BRANCA NUNES Ana Maria Domingos Pelegrini tornou-se dona de banca desde muitos anos antes de ser, efetivamente, a dona da banca. Como o marido – noivo, na época – é italiano, e o governo proibia que estrangeiros exercessem esse tipo de atividade, Ana Maria entrou na parada com nome, CPF, foto, endereço e assinatura. Isso […]

Por Augusto Nunes Atualizado em 31 jul 2020, 05h53 - Publicado em 30 jun 2013, 11h43

BRANCA NUNES

Ana Maria Domingos Pelegrini tornou-se dona de banca desde muitos anos antes de ser, efetivamente, a dona da banca. Como o marido – noivo, na época – é italiano, e o governo proibia que estrangeiros exercessem esse tipo de atividade, Ana Maria entrou na parada com nome, CPF, foto, endereço e assinatura. Isso faz 40 anos.

Foi uma trapaça do destino que a levou para trás – e também para os lados e para frente – do balcão. Ana Paula, a primeira da trinca de filhos de Ana Maria, morreu pouco antes do 23º aniversário, vítima de uma violenta anorexia. “Precisava fazer algo que me deixasse exausta”, resume a mãe. Isso faz 17 anos.

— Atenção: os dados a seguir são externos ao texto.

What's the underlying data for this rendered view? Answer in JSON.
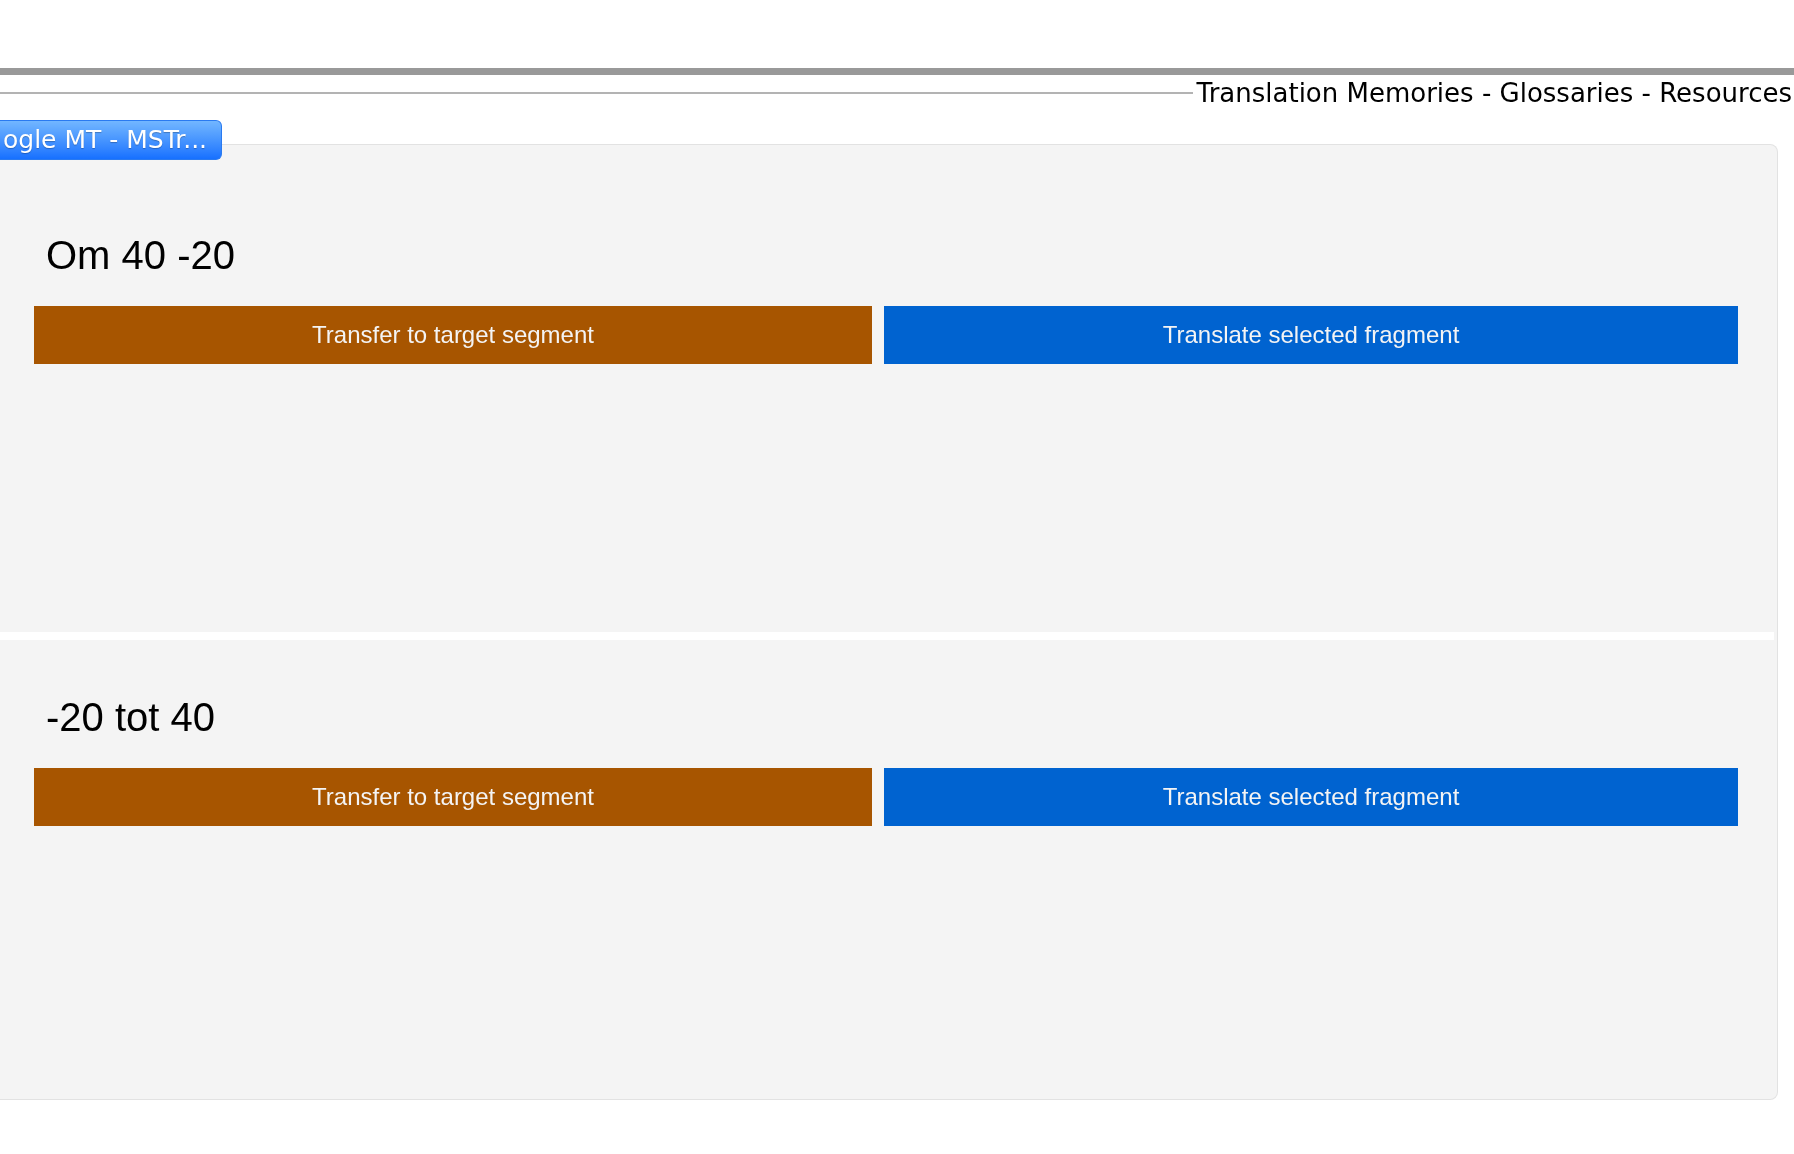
{
  "header": {
    "title": "Translation Memories - Glossaries - Resources"
  },
  "tabs": [
    {
      "label": "ogle MT - MSTr...",
      "selected": true
    }
  ],
  "results": [
    {
      "text": "Om 40 -20",
      "buttons": [
        {
          "kind": "transfer",
          "label": "Transfer to target segment"
        },
        {
          "kind": "translate",
          "label": "Translate selected fragment"
        }
      ]
    },
    {
      "text": "-20 tot 40",
      "buttons": [
        {
          "kind": "transfer",
          "label": "Transfer to target segment"
        },
        {
          "kind": "translate",
          "label": "Translate selected fragment"
        }
      ]
    }
  ]
}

Desde então, ela assumiu a administração da Banca República, na esquina da avenida Ipiranga com a São Luiz, e a transformou numa das 50 melhores bancas de São Paulo. Por ali circulam 3.500 títulos que identificam jornais e revistas do mundo inteiro, guias de turismo, miniaturas de carros, CDs, filmes e livros – o mais recente xodó de Ana Maria. Ela bolou uma espécie de feira do livro nas paredes externas com exemplares vendidos a R$ 10. A experiência fez com que chegasse a uma agradável conclusão: embora se interessem menos por revistas, cuja venda cai anualmente, as pessoas leem – e leem bastante ─ se você oferecer qualidade e bons preços.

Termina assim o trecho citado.